From the red rocks of the desert to the skyscrapers in Tel Aviv, from the scents of herbs and soaps in Nablus to the celebratory lightning of the Christmas tree in Ramallah. We visited two very different places. Two different countries, if you want. As much as Israeli and Palestinian history, religion, and culture have in common, in the same way do these people and places have a different speed and take on life. Mostly, both groups have a different narrative on their common history and each is righteous and relatable in its own way. That will be the essence of many articles from our participants.
A life between borders
What do borders mean in a political situation like this? Does the nightlife wash away the pressure of checkpoints, colored passports, and red signs that segregate people and foster fear? What role does the modern woman play in societies like these? And can money alone free the Palestinians, like the project of the city Rawabi suggests?
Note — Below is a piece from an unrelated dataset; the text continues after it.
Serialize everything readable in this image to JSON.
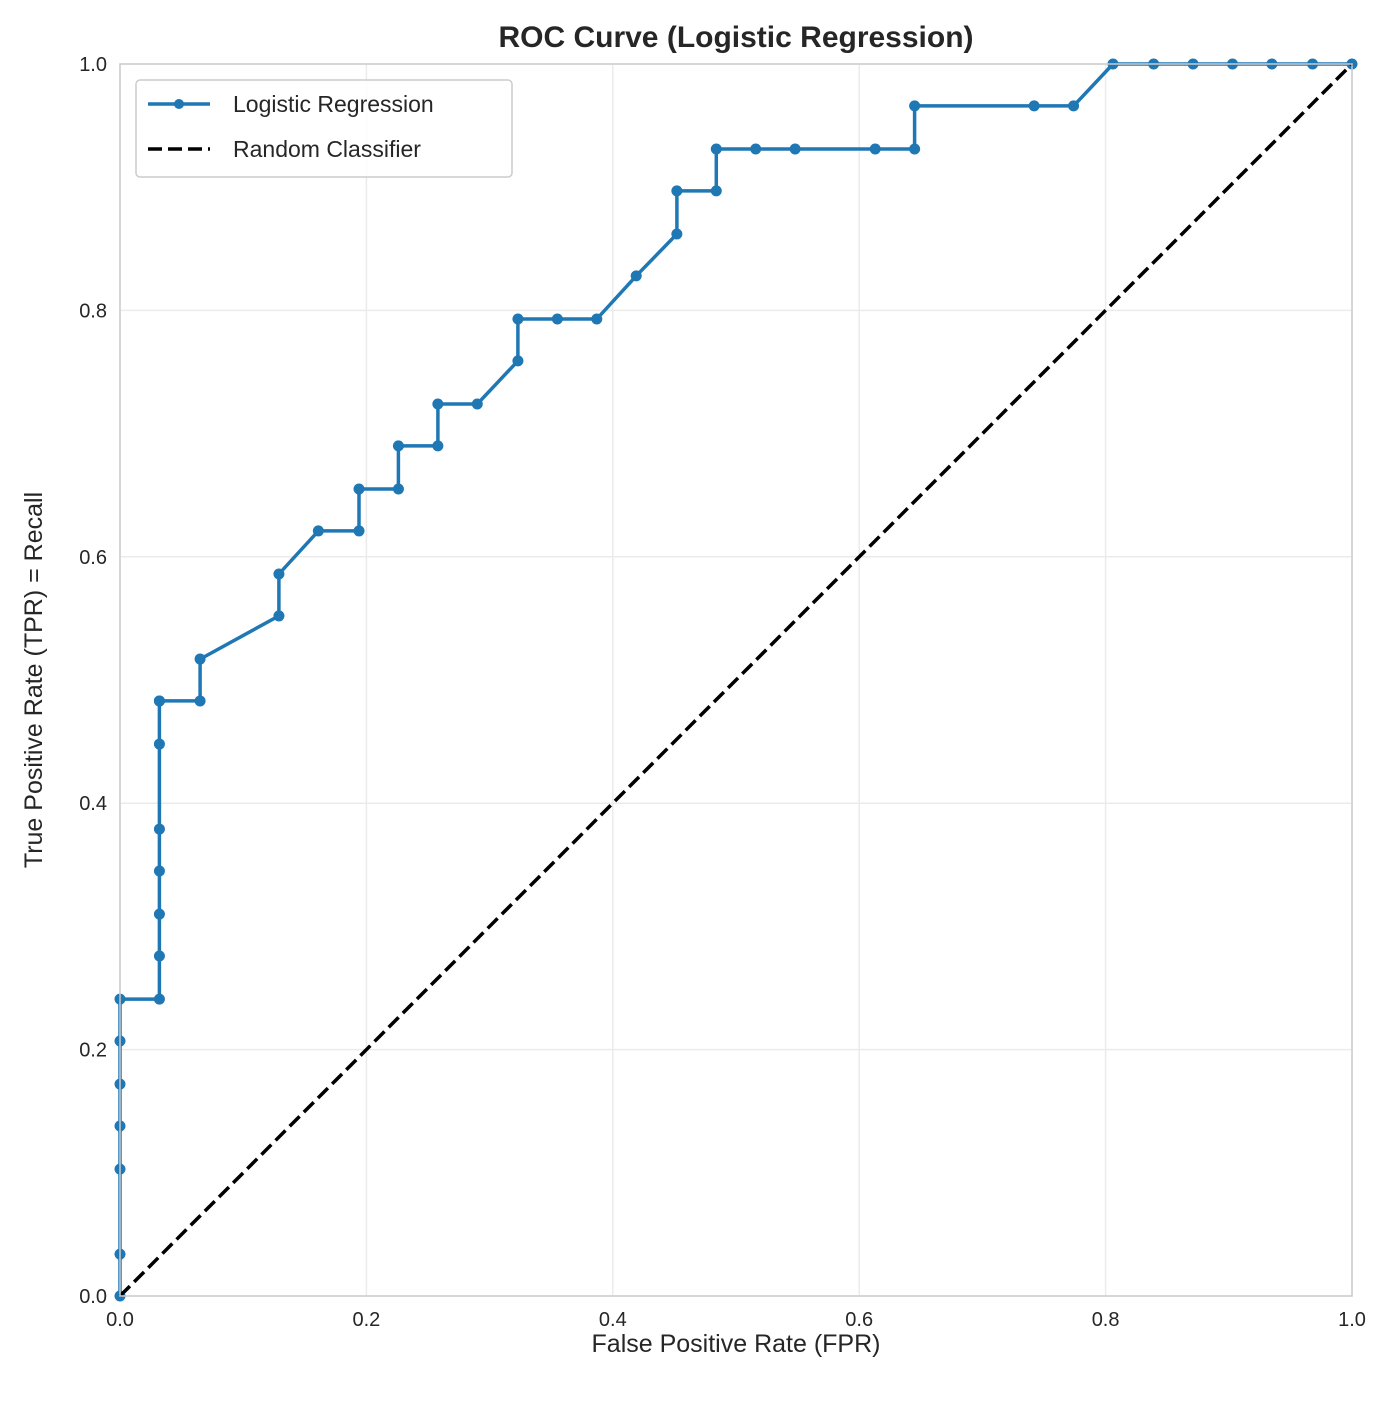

Or is it actually about fighting all together for basic human rights, like the Palestinian initiators of the “Right to Movement”, who simply want people to be able to run without being constantly stopped by settlements and checkpoints. They are fighting for the freedom of movement, and they are fighting for women’s freedom in a traditional, Muslim society. The question of power and resources plays a key role in the analysis of the political situation. On our travel we learned about how religion, history, and identity tie-in with land and ownership to inform government policy and shape economy.
The tree in Ramallah shines bright till Christmas – and so will the politikorange blog with various insights into the life and culture of a deeply divided land between the Dead and the Mediterranean Seas. My answer to the airport authority’s question on how we chose the participants: “On their writing.”